Monthly Archives: February 2021

Now the work begins.

* One chapter and an epilogue. So now the draft is done.

Step 1a: fix formatting messiness like smart/flat quotes, tabs, headings, blahblah (trying out a Google Drive plug-in for some of this)

Step 1b: decide on a cover, buy it, hope the title designer still has any of those fonts from lo these many years ago; get that ball rolling

Step 2a: crack into my running list of Words I Use Too Often

Step 2b: describe more things, geez!

Step 3a: reread everything, streamline sentences, look out for dropped plot threads and fix them

Step 3b: repeat (Note: Do not take 2 years for this step)

Step 4a: turn over to beta readers

Step 4b: pivot to extras for Books 1 and 2

Step 5a: get betas’ feedback, reread, decide what to implement

Step 5b: same as 3a, plus insight from betas

Step 6a: write synopsis of first two books, plus the blurb / cover copy for this one

I actually love editing, in all seriousness. Editing >> writing >> outlining >>>>>>>>> blurbing. I’m pretty jazzed that we’re finally at this stage. Onward and upward.

Link: Noncombatant characters in fantasy

Should I try to post more often? Maybe. I’m one chapter from the end of this draft, so is this mostly procrastination? Absolutely.

I’m here to link to this article that I found interesting and relevant to my goals in telling stories: You Don’t Have to Kick Ass to Be Kickass: Shoujo fantasy and the value of the noncombatant hero

Focusing on anime and manga, obviously, but I am still a bit of an anime nerd and have been influenced by its tropes. Growing up playing JRPGs, I liked the idea of defensive magic and noncombatant characters, but the “angelic and sacrificing caretaker” trope didn’t speak to me (sorry, Rosa and Aerith [RIP]). (Team Rydia 4ever) Those sorts of influences filtered through to the kinds of characters I wrote about later. And clearly, I’m not claiming to be unique when my female lead is a healer, one of the tropiest fantasy tropes going – but as I develop as a person who tells stories, I hope to keep finding less hackneyed directions to take the story. Like, as this essay talks about, not constructing a binary of male/female fighter/healer hero/damsel, or casting either side of those binaries as inherently better than the other.

Actually, if we get right on down to it, the fact that my stories are probably never going to focus on combat as a means of problem-solving might be what makes them not feel like fantasy in the first place, which makes me a bit sad because I like fantasy, I swear I do. I just… do not care about slaying things. And there are plenty of fantasy novels that are about court intrigue or magic college or what have you, which is the kind I like most. Still, I can’t shake that image of the dragon-slayer or the lone hero who sticks a sword in the demon king as What It Means to Be Fantasy. (Am I just overly influenced by games again, hello, Link?
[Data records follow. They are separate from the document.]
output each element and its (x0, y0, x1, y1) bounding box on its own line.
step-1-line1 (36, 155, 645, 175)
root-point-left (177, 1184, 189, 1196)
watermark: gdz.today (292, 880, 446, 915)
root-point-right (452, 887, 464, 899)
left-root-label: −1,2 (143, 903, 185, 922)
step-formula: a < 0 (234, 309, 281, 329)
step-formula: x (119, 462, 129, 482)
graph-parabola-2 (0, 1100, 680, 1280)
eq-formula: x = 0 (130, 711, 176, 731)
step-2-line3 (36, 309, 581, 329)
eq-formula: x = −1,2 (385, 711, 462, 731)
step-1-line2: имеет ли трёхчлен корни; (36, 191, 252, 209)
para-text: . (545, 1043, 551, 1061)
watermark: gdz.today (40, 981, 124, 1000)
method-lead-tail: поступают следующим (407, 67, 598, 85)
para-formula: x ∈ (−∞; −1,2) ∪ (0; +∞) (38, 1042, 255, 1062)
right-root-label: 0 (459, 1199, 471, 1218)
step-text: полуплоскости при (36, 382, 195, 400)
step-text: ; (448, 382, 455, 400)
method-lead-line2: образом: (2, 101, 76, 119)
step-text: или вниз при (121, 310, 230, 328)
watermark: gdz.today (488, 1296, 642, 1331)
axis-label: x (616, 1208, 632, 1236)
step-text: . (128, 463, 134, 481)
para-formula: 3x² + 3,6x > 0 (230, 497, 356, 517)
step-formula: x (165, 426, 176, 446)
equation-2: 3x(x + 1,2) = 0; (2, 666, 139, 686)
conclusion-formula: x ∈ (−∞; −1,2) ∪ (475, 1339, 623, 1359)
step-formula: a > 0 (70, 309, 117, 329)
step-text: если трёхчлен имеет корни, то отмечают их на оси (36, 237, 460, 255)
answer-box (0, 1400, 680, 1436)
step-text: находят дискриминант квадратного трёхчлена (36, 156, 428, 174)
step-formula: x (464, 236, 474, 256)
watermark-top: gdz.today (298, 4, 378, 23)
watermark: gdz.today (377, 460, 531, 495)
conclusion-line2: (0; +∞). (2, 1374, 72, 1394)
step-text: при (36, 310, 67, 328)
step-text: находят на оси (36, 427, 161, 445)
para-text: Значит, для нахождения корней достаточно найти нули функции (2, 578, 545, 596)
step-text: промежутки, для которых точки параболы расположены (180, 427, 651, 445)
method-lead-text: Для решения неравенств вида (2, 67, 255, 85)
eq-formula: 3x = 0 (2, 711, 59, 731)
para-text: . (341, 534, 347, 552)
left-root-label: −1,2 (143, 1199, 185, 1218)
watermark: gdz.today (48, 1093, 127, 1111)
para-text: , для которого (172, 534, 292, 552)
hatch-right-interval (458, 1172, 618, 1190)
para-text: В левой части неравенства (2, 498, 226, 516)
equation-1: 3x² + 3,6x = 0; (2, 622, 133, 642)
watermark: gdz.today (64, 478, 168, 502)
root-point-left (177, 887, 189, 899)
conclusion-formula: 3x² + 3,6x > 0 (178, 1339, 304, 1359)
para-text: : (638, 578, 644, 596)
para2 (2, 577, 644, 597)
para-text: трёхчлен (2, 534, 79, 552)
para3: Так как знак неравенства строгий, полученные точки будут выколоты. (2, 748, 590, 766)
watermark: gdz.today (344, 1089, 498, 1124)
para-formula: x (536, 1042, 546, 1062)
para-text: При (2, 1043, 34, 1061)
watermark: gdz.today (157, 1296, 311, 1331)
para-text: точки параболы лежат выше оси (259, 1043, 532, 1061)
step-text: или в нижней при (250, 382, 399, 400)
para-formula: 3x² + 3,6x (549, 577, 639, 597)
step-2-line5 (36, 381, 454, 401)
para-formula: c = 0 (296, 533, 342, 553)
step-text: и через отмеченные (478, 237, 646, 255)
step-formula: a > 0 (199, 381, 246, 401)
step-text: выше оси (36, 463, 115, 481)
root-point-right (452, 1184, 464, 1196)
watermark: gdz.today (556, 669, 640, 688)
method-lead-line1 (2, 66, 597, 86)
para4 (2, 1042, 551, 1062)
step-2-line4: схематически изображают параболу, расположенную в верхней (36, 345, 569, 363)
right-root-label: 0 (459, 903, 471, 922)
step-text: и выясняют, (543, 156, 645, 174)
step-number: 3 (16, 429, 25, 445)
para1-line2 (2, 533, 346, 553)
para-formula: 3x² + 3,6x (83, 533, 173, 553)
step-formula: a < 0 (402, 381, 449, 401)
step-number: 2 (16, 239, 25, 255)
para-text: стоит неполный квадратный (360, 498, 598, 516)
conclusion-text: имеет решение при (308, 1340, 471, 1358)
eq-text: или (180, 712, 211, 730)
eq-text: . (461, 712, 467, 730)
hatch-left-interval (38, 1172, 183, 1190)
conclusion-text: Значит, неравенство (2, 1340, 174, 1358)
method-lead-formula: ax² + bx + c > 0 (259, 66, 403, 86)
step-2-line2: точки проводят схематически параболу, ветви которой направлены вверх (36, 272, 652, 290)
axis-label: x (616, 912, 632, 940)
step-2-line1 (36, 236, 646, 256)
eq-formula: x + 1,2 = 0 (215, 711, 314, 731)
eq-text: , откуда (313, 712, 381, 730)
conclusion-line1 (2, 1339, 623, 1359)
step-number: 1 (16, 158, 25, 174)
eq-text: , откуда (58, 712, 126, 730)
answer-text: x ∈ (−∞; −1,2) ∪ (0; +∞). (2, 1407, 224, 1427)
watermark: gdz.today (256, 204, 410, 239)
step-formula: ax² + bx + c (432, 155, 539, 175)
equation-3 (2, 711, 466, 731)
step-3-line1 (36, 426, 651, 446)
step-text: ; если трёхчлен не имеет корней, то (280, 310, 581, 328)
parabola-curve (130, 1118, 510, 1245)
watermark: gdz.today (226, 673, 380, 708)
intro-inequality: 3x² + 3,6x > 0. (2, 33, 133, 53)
Maybe.)

On a less self-promotional note, speaking of noncombatant heroes: I’d also like to shout out Ascendance of a Bookworm, a recent light novel and anime fantasy series in which the protagonist spends the entire first season a) trying not to die of a magical wasting disease and b) figuring out how to manufacture books by hand from first principles. I love a fantasy series that mostly ignores things like “magic systems” to geek out about trade guilds and class struggles and stuff (see also Spice and Wolf). I left off somewhere in the second season. Oughtta continue that.

Speaking of continuing… back to the draft!